For Immediate Release
Thursday, October 25, 2007

NIH News Media Branch

Three NIH Scientists Named 2007 AAAS Fellows

Three scientists from the National Institutes of Health have been awarded the distinction of AAAS Fellow. Election as a Fellow is an honor bestowed upon AAAS members by their peers.

This year 471 members have been awarded this honor by AAAS because of their scientifically or socially distinguished efforts to advance science or its applications. New Fellows will be presented with an official certificate and a gold and blue (representing science and engineering, respectively) rosette pin on Saturday, 16 February from 8 to 10 a.m. at the Fellows Forum during the 2008 AAAS Annual Meeting in Boston.

This year's AAAS Fellows will be announced in the AAAS News & Notes section of the journal Science on 26 October 2007.

As part of the Section on Chemistry, Dr. Jeremy M. Berg, director of the National Institute of General Medical Sciences, was elected as an AAAS Fellow for distinguished contributions to the structure and functions of metal ions in proteins and for leadership in advancing research in service to humanity.

Two NIH researchers were elected as AAAS Fellow for outstanding contributions under the Section on Medical Sciences. Dr. John E. Niederhuber, director of the National Cancer Institute, was elected for pioneering research on MHC immunology and cancer stems cells, and outstanding leadership of the University of Wisconsin Cancer Center and the National Cancer Institute.
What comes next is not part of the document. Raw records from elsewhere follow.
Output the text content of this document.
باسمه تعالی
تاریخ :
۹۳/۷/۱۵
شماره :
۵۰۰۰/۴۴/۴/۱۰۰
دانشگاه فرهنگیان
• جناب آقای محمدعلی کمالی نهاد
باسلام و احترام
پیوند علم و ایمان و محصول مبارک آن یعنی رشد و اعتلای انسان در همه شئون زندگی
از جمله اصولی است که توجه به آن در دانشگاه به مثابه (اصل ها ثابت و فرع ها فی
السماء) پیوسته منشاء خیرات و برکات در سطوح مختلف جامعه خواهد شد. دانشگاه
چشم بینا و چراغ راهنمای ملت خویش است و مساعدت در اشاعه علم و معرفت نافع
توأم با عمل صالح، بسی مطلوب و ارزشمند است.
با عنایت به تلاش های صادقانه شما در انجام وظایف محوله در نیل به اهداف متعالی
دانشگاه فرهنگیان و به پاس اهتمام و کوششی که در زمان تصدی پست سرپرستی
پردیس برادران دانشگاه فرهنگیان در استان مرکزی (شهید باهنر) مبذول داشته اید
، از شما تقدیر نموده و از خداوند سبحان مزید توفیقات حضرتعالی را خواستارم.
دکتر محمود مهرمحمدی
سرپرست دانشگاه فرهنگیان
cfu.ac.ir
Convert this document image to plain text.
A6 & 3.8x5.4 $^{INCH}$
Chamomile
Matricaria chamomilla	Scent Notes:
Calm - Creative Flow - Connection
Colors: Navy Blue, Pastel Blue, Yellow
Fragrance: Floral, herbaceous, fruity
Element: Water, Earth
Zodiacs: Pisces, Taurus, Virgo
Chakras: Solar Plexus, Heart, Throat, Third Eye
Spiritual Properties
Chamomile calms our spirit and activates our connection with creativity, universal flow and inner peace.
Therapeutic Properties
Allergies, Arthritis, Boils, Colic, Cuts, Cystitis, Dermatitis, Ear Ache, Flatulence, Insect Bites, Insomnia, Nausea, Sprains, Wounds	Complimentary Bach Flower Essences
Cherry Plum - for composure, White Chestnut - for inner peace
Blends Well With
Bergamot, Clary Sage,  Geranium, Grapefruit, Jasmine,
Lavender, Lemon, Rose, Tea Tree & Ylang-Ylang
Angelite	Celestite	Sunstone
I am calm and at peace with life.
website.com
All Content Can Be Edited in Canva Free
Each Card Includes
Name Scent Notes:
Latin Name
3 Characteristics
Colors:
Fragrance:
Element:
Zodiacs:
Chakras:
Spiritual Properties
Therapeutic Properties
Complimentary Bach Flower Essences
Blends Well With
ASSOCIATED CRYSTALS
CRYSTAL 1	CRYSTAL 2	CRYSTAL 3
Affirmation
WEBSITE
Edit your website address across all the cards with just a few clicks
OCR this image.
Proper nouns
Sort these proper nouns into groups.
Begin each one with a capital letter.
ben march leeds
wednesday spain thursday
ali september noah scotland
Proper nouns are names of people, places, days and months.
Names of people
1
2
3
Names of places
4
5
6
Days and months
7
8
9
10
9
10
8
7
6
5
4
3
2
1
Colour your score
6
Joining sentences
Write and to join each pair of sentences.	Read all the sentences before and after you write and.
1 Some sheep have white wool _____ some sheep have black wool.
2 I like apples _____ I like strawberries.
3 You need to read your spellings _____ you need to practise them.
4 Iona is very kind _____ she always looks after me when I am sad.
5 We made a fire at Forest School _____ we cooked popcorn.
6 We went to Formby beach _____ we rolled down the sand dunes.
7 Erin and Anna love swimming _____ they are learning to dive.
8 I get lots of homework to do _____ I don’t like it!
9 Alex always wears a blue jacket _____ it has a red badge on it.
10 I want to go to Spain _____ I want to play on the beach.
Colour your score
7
Dr. Mark C. Udey of the National Cancer Institute was elected for seminal research on the biology of Langerhans cells (epidermal dendritic cells) and the role of E-Cadherin and TGF-beta in their development and localization.

The tradition of AAAS Fellows began in 1874. Currently, members can be considered for the rank of Fellow if nominated by the Steering Groups of the Association's 24 sections, or by any three Fellows who are current AAAS members (so long as two of the three sponsors are not affiliated with the nominee's institution), or by the AAAS Chief Executive Officer.

Each Steering Group then reviews the nominations of individuals within its respective section and a final list is forwarded to the AAAS Council, which votes on the aggregate list.

The Council is the policymaking body of the Association, chaired by the AAAS President, and consisting of the members of the Board of Directors, the Retiring Section Chairs, delegates from each electorate and each regional division, and two delegates from the National Association of Academies of Science.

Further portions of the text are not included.